Well what I want to rebuke is the idea that 4-AcO-DMT possesses unique effects of its own, different than those of psilocin/psilocybin, that are independent of its prodrug-activity and its pharmacokinetics, in other words, that it not just a way of getting psilocin to the brain, but is actually an "active" drug. This is a very common belief among us "tryptamine enjoyers"
. However I do think it's false for a number of reasons, the most notable being that simply of the placebo. When you eat mushrooms, you are quite literally consuming an organic, fleshy substance that grew out of the ground (or more likely a shoebox under some dudes bed), where as when you take 4-AcO, you are taking a white powder that you got from the internet, produced in China. Therefore, its fully reasonable to assert that the common claim of "4-AcO has more synthetic visuals" is merely a placebo
only from the synthetic appearance of the drug, and conversely, the "organic" visuals of psilocybin being only from its natural appearance. I don't actually think that any slight chance to the drug's structure could significantly alter the visual profile of the drug, especially considering how nebulous and vague "synthetic" and "organic" visuals are as a concept. If you don't believe me, then consider how funny of a coincidence it is, that the only psychedelic that has a "nature-like feel" constantly attributed to it, is psilocybin, which just happens to be present in a "natural" form (that is, the mushroom). The psychedelic experience obviously leaves us extremely suggestible, so to think that one couldn't have very different experiences based merely on pre-existing beliefs, is naïve. Similar experiments of self-suggestion influencing a trip (and with only a single compound, LSD) were carried out by Leary.
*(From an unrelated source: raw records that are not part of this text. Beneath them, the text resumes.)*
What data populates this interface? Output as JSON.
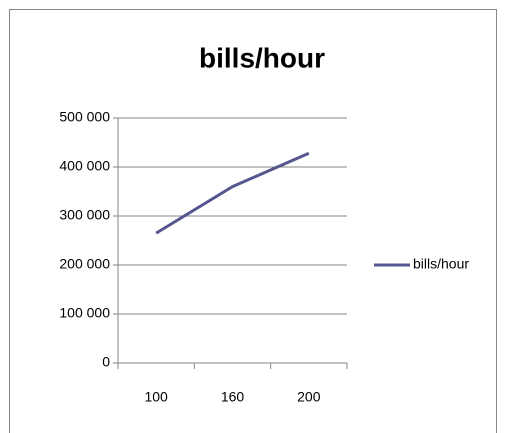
{
  "chart_data": {
    "type": "line",
    "title": "bills/hour",
    "categories": [
      "100",
      "160",
      "200"
    ],
    "series": [
      {
        "name": "bills/hour",
        "color": "#55558f",
        "values": [
          265000,
          360000,
          428000
        ]
      }
    ],
    "ylim": [
      0,
      500000
    ],
    "yticks": [
      0,
      {
        "value": 100000,
        "label": "100 000"
      },
      {
        "value": 200000,
        "label": "200 000"
      },
      {
        "value": 300000,
        "label": "300 000"
      },
      {
        "value": 400000,
        "label": "400 000"
      },
      {
        "value": 500000,
        "label": "500 000"
      }
    ],
    "grid": true,
    "legend": "right"
  }
}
As for as actual metabolism goes, the acetyl group is also known to get rapidly cleaved off in the body, and it's unlikely that there even is a lot of 4-AcO-DMT left in the body after, say, 30 minutes of ingestion, rather, it's all converted to psilocin. There's also no change of the effect profile anywhere during the trip, which is what we see with drugs, where both the pro-drug and the active metabolite have different effects (like dextromethorphan and its breakdown product, dextrorphan, which are both active, but in different ways). The 5-HT2A receptor is also probably too tight to accommodate such a large group as the acetyl group (whereas we know that the hydroxyl group of psilocin is a near-perfect match for it.) Rant over.
As far as the metabolism of literally every single human being goes, that's perfectly within standard deviation. The difference between an 8 hour trip and 10 hour trip on LSD is proportionally the same as a 4 hour trip and a 5 hour trip on mushrooms, yet no one would claim that even a mushroom trip of 3.5 hours or 6 hours is of unusual length.